The Quinnipiac tribe entered the Occupy discussion last week when occupiers sought the tribe’s assistance in its quest to retain its spot on the Green. Thunderhorse’s Monday letter cites millennia of history to argue that Quinnipiac could still lay “Aboriginal title” to the Green.
“Not only is the New Haven Green right in the center of our original wejammoke (homeland) we were also guaranteed certain rights to hunting/fishing/trapping and access to sacred sites and burial grounds for religious purposes,” he writes.
“You must also know and realize that the Wonnux (white man’s tribe) and the Quinnipiac have completely different world-views (ethos) as well as traditions relating to land tenure,” the letter goes on. “The Wonnux has pieces of paper known as fee simple titles, which they claim give them the right to EXCLUSIVE use of the land. On the other hand — the Quinnipiac have what is known as Aboriginal title to land through intimate use patterns since time immemorial. Our title pre-dated the birth of the Republic by at least 500 years and as much as 10,000.”
Thunderhorse said the Quinnipiac and occupiers might join up on litigation to fight for the Green, but first the tribe needs to clear up an open case against the state of Connecticut.
“Bottom line, [Occupy New Haven] will not prevail if they go this alone,” Thunderhorse wrote.

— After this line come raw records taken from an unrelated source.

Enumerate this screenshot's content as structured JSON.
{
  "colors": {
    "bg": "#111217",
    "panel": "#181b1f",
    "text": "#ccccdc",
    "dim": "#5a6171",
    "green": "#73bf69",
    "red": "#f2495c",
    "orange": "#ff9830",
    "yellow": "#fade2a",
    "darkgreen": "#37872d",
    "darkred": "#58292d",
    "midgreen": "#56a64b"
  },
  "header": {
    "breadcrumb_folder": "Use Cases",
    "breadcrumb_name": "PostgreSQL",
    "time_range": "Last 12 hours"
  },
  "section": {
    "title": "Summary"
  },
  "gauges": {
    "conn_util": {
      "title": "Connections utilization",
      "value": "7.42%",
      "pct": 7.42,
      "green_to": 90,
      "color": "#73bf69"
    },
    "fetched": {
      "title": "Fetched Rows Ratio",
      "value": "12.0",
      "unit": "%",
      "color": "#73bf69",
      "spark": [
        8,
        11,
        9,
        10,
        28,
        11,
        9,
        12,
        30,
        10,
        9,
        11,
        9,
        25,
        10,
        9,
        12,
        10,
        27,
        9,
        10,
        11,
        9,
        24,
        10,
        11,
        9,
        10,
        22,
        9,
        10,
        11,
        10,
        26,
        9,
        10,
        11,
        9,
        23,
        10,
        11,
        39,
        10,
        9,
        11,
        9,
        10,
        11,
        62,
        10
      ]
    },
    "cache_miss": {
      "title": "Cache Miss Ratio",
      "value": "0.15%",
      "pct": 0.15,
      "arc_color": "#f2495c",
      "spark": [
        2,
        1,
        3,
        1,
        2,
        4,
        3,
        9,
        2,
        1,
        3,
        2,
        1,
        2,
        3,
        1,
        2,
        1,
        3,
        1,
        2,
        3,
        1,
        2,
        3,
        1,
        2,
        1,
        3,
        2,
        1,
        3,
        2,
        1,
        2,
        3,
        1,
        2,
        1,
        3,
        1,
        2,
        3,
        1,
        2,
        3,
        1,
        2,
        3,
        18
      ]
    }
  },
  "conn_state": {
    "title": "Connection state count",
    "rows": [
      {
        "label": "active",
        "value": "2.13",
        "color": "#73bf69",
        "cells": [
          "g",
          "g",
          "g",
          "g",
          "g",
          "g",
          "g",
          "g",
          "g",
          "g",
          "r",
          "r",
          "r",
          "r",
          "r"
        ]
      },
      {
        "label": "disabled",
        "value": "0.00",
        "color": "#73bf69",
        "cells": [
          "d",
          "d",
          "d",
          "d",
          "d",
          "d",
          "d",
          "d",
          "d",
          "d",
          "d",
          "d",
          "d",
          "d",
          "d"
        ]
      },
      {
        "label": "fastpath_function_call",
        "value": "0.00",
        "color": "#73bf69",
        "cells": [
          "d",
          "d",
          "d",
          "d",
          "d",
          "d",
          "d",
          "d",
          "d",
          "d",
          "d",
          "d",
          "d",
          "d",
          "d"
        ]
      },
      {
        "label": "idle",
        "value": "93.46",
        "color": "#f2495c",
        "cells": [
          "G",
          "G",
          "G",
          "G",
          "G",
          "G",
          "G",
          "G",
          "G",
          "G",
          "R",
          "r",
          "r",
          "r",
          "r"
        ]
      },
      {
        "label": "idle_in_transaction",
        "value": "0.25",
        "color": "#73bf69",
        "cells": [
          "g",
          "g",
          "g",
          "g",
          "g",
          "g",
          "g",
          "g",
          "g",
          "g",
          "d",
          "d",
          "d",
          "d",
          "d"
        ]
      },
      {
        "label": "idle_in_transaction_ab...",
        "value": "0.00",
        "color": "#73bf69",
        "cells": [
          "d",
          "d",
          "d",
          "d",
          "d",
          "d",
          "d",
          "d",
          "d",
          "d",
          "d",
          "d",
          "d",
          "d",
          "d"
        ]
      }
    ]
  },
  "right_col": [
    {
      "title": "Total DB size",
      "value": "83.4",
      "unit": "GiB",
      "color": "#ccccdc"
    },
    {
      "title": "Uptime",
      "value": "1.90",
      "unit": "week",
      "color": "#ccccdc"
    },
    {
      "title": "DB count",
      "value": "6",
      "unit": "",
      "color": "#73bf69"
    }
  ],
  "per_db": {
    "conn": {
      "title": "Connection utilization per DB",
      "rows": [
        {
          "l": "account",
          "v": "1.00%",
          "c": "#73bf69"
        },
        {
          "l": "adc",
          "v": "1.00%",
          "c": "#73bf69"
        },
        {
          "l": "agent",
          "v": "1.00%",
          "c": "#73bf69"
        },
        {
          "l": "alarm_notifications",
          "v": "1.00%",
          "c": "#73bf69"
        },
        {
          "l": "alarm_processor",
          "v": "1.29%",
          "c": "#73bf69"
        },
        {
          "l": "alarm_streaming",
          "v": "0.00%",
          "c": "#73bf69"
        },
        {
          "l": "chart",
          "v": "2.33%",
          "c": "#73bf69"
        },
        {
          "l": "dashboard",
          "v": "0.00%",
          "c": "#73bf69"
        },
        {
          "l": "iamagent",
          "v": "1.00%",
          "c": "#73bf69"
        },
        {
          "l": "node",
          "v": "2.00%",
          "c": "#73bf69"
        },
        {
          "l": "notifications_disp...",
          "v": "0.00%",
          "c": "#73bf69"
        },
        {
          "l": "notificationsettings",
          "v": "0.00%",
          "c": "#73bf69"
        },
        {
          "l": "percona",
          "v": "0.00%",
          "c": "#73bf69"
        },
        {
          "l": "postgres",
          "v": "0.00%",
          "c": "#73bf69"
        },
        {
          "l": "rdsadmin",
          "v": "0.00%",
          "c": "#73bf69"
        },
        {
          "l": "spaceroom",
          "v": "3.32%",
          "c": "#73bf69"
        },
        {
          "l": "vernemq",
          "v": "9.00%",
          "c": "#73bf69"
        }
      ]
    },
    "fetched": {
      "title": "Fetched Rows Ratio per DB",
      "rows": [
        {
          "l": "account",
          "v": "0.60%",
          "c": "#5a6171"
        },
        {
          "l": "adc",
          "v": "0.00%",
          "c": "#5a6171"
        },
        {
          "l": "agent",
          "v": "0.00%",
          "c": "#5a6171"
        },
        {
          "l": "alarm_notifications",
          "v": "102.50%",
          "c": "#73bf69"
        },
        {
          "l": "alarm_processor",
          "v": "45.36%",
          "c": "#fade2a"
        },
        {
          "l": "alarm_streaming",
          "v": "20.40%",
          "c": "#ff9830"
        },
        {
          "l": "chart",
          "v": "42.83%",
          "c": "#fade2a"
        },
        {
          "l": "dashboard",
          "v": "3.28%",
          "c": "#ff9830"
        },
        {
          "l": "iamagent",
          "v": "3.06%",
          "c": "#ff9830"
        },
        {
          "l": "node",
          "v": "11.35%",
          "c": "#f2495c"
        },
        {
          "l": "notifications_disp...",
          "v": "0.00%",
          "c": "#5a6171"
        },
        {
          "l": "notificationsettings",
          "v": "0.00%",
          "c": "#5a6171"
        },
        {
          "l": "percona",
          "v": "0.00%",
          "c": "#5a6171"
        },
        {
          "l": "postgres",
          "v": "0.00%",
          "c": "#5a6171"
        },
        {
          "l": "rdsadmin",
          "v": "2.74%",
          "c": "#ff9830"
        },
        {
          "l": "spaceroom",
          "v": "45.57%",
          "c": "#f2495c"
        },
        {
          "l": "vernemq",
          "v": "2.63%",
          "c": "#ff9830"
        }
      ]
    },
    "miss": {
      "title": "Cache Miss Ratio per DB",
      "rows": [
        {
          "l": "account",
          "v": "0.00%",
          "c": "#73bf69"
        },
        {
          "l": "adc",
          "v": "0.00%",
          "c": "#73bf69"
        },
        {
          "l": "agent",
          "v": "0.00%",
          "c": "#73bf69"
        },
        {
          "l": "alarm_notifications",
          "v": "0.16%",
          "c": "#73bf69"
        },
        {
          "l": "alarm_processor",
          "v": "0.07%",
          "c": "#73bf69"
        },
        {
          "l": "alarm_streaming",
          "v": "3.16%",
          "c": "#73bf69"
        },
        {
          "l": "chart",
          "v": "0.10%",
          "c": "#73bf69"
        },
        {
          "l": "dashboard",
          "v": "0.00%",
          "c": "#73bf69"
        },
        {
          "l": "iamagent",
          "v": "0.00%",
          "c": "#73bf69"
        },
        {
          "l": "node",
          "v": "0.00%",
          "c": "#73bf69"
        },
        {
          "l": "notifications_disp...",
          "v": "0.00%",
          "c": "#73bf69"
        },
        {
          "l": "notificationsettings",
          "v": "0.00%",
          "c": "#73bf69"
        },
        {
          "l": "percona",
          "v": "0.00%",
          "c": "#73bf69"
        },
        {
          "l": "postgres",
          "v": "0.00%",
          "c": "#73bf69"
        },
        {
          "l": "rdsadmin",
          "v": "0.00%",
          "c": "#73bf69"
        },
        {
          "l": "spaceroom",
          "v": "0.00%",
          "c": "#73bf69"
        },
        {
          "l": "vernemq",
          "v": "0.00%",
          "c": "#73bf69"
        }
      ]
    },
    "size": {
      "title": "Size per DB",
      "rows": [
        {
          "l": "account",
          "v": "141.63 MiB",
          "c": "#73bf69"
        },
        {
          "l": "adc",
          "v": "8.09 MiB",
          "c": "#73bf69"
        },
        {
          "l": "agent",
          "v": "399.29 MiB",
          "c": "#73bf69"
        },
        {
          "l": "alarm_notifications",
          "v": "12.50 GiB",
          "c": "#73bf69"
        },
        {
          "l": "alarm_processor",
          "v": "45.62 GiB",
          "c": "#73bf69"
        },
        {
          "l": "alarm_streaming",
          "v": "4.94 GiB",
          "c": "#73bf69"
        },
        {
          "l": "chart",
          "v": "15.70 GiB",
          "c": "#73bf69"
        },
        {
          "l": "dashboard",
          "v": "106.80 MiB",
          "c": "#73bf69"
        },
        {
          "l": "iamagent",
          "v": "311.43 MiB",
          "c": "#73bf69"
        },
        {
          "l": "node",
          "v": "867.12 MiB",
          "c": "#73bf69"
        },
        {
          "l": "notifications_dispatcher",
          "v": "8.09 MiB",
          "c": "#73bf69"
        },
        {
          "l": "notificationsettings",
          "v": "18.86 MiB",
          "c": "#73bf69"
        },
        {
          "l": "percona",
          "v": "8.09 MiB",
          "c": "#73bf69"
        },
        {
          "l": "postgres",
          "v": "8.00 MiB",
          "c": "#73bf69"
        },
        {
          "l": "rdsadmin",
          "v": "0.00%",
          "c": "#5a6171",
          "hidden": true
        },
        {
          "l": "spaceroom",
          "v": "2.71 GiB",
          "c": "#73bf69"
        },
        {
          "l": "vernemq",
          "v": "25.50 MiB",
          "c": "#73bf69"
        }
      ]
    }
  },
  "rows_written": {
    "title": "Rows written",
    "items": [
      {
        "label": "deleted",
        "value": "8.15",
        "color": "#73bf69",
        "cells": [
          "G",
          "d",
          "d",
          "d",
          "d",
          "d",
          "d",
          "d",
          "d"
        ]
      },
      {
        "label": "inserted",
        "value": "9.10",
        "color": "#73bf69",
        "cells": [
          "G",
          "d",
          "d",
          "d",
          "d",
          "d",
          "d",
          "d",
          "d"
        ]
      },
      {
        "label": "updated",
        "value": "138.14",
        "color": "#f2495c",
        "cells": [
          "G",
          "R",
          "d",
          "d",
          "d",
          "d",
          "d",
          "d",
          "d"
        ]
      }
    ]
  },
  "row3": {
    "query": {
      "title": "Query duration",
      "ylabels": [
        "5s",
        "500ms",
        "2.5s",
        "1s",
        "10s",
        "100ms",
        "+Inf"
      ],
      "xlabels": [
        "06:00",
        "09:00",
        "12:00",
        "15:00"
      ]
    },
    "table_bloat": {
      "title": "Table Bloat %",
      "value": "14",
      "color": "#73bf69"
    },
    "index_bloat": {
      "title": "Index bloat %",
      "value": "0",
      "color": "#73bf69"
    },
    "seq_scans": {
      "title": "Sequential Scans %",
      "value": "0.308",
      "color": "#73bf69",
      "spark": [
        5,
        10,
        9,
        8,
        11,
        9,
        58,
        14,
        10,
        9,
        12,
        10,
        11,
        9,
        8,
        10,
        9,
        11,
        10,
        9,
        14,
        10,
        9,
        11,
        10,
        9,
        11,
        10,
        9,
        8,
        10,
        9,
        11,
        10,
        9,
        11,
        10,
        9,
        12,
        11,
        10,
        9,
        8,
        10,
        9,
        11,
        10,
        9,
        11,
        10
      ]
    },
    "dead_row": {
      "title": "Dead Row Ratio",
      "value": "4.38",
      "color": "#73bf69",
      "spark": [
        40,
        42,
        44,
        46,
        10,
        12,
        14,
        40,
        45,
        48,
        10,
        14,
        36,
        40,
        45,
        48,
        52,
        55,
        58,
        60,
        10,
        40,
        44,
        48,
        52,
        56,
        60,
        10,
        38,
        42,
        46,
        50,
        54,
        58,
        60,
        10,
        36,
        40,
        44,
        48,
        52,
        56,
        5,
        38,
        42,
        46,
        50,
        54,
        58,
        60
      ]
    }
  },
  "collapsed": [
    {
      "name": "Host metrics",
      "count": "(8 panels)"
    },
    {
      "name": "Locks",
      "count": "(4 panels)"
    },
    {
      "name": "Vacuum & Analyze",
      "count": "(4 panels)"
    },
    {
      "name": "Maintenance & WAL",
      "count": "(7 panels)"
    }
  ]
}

On the Occupy Wall Street movement in general, the Grand Sachem wrote: “Well they have good ideas but no focus or guidance.” He said the Quinnipiac can guide them and show them how to be “a rennewawk,” or “true human being who lives in harmony with all our relations (species) and to live as responsible people who care for the land instead of destroying it.”
Thunderhorse said he has a plan that will allow the occupiers to remain on the Green. “NH can even appoint Quinnipiac to mediate a solution. But again it will work best and ultimately if [Occupy New Haven] enters a formal alliance with us and agrees to let Quinnipiac use its wisdom and experience to guide them through this.”